Not satisfied with 3 challenges, 5 listening exercises and an hour of Spanish radio a day, I was wondering about some learning while you sleep methods I’ve seen? (I really, really want to get fluent!). Could I use one of these to complement the SSiS course do you think or could it cause a conflict? Had a quick listen to one on youtube just now and it sounded ok, although the lady’s voice was irritating I guess that wouldn’t bother me if I was asleep.
Does anyone know if they work? Would welcome any thoughts or experience if anyone has some.
My only hesitation at the moment is the part I listened to was teaching “I need to” with the translation being “tengo que” - obviously a slight difference but not sure how much that would matter?
I remain to be convinced Nikki, but I guess it could be in interesting experiment. I started off in Spanish in a sleep deprived state and still managed to learn stuff, so perhaps actually being asleep could work. As I say though, I’ll let you try it and report back!
There are absolutely ZERO reputable studies I’m aware of that show ANY benefits at all to any kind of ‘during sleep’ learning.
In fact, it’s far more likely to have a negative impact than anything else - because one thing we do know very clearly is that good sleep is hugely important in the process of memory formation and consolidation - so if your sleep is interrupted at all, your learning will be less successful.

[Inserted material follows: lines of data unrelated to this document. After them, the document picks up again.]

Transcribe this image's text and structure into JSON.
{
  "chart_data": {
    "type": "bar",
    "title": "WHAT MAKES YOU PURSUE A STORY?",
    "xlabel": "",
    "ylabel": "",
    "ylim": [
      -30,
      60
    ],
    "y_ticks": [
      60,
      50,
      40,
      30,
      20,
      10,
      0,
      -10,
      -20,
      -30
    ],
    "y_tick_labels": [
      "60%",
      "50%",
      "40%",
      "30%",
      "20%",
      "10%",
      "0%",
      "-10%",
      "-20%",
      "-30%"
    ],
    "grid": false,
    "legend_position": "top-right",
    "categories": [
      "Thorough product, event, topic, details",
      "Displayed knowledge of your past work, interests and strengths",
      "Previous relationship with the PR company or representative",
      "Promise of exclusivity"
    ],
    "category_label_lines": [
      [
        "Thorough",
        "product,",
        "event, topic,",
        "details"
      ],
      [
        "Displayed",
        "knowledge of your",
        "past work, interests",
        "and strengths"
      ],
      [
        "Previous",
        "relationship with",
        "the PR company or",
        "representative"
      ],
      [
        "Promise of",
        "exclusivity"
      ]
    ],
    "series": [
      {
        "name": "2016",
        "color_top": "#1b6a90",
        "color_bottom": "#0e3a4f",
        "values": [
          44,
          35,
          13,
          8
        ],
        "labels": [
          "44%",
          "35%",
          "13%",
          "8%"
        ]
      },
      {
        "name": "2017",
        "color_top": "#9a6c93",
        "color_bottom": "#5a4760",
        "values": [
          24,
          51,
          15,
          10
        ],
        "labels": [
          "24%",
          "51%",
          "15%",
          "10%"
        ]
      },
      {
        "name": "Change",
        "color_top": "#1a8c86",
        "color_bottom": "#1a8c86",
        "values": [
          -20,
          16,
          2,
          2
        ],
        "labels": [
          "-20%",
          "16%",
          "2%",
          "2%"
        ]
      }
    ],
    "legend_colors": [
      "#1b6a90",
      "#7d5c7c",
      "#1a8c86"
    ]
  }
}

I’m not doing spanish yet, but like following this discussion. If you want to keep your attention and mental abilities agile and tip-top, then I was at a scientific conference recently and some of the quack things about smoothies and the rest may not be so wacky. Flavanoids, found in cocoa, berries and other fruits really can have a dramatic effect on attention, memory recall and general cognitive function by increasing production of nitric oxide and improving blood flows etc etc. Lots of studies now in this area - so if you’re starting to wane late in the day, then a drink with lots of cocoa or with rasperries, blueberries or even plain old orange juice are supposed to have quite an effect. I’m a cynical scientist as a rule, but who knows - it certainly sounds convincing when you hear the data and the results from various trials where volunteers were monitored with a barrage of tests and monitored using CAT scans etc.
Interesting. I seem to take things in from the Challenges best when out for a walk, but that is more like an extended period of relaxed ambling most of the time! I sometimes get out of breath climbing up a modest incline - does that count?
I don’t think it would hurt. Certainly not going to help you if you are not already involved in some Spanish language learning though as I would guess your subconscious won’t pick up on anything otherwise. Best thing to become fluent is to simply read 10/15 minuets a day of Spanish interviews, something your interested in preferably. This is because that’s when you can get to grips with the language as it is spoken and experience the language in common usage. Try not to use a dictionary unless is the word is central to the overall meaning of the sentence. You’ll get the jist of things but the continuity of that daily reading will transform your Spanish.
There’s probably zero correlation between the two but I would listen to Welsh podcasts and records while sleeping at bootcamp. Several months after the experience I noticed I was better able to understand spoken Welsh; i.e. I could follow conversations and figure out the meaning of some words in context.
Of course, that likely could be due to Bootcamp itself. I’m interested in whether I could replicate the result with Spanish.